Remember the trailer for NBC's Constantine? Well you can forget it, or at least you can forget any part of it that mentions his female counterpart Liv. Liv - played by True Blood's Lucy Griffiths - was the one with the dead dad who was supposed to be Constantine's best friend, demons, ghosts, yadda yadda, and she was also the one with no apparent link to the original source's continuity. The show's creatives have opted to go a different route, and have cast Angélica Celaya as Constantine's lover Zed.
"We wanted a more dynamic relationship, as opposed to someone who is a teacher/mentor and a student," says executive producer Daniel Cerone. "It just didn't feel as fertile and rich of an area as just a strong man and a strong woman who are both very different." One of the biggest problems the team had with Liv as a character was that she was very reactive; it's hoped Zed will be more of a foil for Constantine.
Angélica Celaya is no stranger to supernaturals. She had a recurring role as main love interest Eva Leon in vampires-invade-Miami TV series Gabriel, appeared in cheap horror fun Cowboys and Vampires, and briefly appears in Dallas and Burn Notice, among other credits.
Zed appears in the source's continuity as part of Jamie Delano's run, as does Ravenscar asylum and a host of other things hinted at in the trailer. In the source - without giving too much away - Zed has a secret that eventually lands Constantine right in the middle of a rather more saintly conspiracy than he's used to. Whether or not NBC sticks with that storyline is an open question; though if it does there's a chance that we'll see an adaptation of When Johnny Comes Marching Home, one of my favorite one-offs, so here's hoping ...
Though nobody was willing to come out and say it, Liv may go the way many of Constantine's friends do, which option has the advantage of allowing the team to keep most of the already filmed pilot. "One of the hallmarks of John is his friends drop like flies," says executive producer David Goyer. "It's the price of doing business.
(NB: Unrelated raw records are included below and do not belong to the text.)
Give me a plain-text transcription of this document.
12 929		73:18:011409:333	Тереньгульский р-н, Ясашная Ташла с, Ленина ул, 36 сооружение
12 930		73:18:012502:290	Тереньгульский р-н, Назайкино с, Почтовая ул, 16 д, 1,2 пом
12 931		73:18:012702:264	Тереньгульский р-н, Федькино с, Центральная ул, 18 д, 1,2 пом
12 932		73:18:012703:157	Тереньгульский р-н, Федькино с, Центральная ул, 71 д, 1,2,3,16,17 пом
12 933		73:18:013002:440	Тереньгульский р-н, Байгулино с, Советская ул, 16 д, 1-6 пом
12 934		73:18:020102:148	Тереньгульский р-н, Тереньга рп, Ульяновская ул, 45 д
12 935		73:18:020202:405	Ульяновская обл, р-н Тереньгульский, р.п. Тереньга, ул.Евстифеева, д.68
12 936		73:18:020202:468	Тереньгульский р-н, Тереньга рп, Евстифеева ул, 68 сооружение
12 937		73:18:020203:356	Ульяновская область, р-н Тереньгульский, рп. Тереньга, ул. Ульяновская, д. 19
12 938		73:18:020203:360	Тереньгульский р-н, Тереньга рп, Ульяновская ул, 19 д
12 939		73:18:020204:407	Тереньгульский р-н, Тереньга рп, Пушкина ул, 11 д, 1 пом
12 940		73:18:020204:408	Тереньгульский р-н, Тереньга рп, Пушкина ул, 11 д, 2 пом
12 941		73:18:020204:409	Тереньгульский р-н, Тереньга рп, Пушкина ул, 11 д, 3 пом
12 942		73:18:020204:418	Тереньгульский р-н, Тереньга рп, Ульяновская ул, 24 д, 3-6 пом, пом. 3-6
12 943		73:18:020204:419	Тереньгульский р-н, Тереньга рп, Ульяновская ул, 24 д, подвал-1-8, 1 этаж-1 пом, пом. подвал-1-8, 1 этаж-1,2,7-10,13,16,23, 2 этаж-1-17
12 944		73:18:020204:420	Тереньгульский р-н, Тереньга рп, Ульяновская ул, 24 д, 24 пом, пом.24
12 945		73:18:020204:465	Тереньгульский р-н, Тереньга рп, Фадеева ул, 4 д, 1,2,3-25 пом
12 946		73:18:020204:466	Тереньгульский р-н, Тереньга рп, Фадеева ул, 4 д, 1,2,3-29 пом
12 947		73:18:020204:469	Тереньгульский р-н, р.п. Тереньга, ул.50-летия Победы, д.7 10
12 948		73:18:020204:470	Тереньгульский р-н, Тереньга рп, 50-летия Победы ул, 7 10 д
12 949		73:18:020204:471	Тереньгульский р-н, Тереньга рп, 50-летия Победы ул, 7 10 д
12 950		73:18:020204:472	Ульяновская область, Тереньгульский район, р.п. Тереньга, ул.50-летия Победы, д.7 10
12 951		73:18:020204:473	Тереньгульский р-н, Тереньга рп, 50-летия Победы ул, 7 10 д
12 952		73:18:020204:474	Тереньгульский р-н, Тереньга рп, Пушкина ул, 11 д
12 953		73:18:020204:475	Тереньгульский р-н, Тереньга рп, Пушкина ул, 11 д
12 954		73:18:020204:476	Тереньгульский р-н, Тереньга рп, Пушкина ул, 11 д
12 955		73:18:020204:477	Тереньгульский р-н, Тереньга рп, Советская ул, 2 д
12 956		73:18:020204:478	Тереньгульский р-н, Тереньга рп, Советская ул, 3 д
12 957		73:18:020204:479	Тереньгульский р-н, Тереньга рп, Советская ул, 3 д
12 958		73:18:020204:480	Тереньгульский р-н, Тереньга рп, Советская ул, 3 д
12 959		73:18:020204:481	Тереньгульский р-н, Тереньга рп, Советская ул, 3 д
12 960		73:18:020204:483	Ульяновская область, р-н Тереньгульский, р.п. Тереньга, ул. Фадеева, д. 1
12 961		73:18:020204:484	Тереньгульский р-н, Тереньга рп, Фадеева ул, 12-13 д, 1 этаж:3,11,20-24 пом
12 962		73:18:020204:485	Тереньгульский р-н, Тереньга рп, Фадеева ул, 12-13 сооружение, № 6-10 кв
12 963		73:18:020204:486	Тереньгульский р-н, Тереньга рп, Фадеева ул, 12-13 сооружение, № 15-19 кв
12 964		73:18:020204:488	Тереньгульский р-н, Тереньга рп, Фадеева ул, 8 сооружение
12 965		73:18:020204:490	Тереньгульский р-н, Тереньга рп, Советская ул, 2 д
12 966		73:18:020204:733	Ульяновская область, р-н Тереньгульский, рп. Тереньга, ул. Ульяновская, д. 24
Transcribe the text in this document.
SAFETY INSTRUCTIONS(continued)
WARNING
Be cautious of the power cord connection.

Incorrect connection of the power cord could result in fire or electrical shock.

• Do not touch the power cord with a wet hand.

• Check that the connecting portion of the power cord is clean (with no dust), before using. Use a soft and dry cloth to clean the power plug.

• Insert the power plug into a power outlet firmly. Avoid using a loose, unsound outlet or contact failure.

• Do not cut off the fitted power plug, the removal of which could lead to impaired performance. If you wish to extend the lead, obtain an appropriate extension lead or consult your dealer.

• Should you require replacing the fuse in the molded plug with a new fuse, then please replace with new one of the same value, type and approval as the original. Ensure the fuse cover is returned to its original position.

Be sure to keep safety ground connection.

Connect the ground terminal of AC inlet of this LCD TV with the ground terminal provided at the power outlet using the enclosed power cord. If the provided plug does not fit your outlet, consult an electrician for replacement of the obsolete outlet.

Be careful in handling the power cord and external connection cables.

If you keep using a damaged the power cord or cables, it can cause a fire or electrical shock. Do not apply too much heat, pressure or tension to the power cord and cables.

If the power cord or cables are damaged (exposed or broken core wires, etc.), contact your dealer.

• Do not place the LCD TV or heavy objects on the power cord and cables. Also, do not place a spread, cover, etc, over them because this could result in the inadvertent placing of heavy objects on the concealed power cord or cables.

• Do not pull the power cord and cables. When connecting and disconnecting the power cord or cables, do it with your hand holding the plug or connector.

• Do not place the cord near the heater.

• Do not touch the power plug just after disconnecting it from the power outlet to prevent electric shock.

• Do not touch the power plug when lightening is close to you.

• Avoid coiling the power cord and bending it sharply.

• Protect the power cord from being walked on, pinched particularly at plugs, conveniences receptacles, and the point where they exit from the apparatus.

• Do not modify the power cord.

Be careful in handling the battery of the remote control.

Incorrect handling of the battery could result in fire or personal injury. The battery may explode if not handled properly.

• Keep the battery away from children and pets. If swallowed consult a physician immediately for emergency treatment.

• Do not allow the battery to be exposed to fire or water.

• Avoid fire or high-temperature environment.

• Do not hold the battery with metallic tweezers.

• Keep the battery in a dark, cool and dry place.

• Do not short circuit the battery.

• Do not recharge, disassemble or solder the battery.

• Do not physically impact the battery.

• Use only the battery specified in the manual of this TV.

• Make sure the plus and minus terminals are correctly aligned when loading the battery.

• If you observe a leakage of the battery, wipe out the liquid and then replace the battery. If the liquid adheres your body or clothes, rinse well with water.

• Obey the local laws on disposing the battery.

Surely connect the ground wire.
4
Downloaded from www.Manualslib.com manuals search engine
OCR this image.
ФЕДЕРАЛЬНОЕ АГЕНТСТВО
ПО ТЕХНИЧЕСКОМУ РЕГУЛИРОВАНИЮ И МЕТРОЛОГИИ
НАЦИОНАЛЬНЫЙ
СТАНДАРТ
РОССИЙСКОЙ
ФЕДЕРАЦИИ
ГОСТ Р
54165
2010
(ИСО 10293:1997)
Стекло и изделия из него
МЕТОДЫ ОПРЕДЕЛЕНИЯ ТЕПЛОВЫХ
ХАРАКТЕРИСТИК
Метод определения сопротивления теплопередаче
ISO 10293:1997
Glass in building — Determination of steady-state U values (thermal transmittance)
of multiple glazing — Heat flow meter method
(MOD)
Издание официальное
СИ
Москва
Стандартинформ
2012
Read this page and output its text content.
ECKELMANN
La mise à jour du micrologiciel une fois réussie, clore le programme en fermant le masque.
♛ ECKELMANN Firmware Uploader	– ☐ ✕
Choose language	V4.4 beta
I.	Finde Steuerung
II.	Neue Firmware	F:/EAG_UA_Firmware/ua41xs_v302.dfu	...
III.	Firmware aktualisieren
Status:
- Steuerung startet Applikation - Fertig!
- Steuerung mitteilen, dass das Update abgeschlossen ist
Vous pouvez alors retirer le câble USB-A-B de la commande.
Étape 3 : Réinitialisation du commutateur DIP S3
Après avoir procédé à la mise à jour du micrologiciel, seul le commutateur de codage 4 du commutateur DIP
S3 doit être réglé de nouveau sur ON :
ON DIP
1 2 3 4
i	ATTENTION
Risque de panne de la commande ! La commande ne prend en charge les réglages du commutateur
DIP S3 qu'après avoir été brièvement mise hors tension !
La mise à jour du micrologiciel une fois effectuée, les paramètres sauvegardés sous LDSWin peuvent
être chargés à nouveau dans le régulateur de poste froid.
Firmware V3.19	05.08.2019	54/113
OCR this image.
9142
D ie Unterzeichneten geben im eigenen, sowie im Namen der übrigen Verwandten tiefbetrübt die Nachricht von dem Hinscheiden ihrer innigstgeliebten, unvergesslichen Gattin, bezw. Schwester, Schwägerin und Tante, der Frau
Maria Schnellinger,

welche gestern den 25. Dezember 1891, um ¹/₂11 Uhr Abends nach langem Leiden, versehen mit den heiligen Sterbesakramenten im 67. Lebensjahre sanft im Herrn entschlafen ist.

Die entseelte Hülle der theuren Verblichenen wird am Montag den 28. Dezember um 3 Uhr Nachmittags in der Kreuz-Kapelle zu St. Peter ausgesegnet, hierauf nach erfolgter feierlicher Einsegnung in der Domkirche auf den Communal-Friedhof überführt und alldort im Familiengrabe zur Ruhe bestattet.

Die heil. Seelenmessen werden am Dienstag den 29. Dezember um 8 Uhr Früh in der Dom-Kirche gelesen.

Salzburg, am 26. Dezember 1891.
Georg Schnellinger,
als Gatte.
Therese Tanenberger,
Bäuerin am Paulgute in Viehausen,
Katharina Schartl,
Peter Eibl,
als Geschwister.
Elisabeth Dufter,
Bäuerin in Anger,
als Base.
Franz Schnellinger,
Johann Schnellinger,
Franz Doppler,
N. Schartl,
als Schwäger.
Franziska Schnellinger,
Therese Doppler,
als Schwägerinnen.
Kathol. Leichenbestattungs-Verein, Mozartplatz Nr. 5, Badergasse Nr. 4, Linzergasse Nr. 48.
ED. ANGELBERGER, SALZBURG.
He is this classic noir character who often ends up alone, and we thought it was consistent with the character."
The production team also touched on the subject of smoking - Constantine smokes, but don't expect to see much of it on screen - and the character's bisexuality. Though a recurring plot element in the later books, NBC has no plans to explore Constantine's bisexual side any time soon.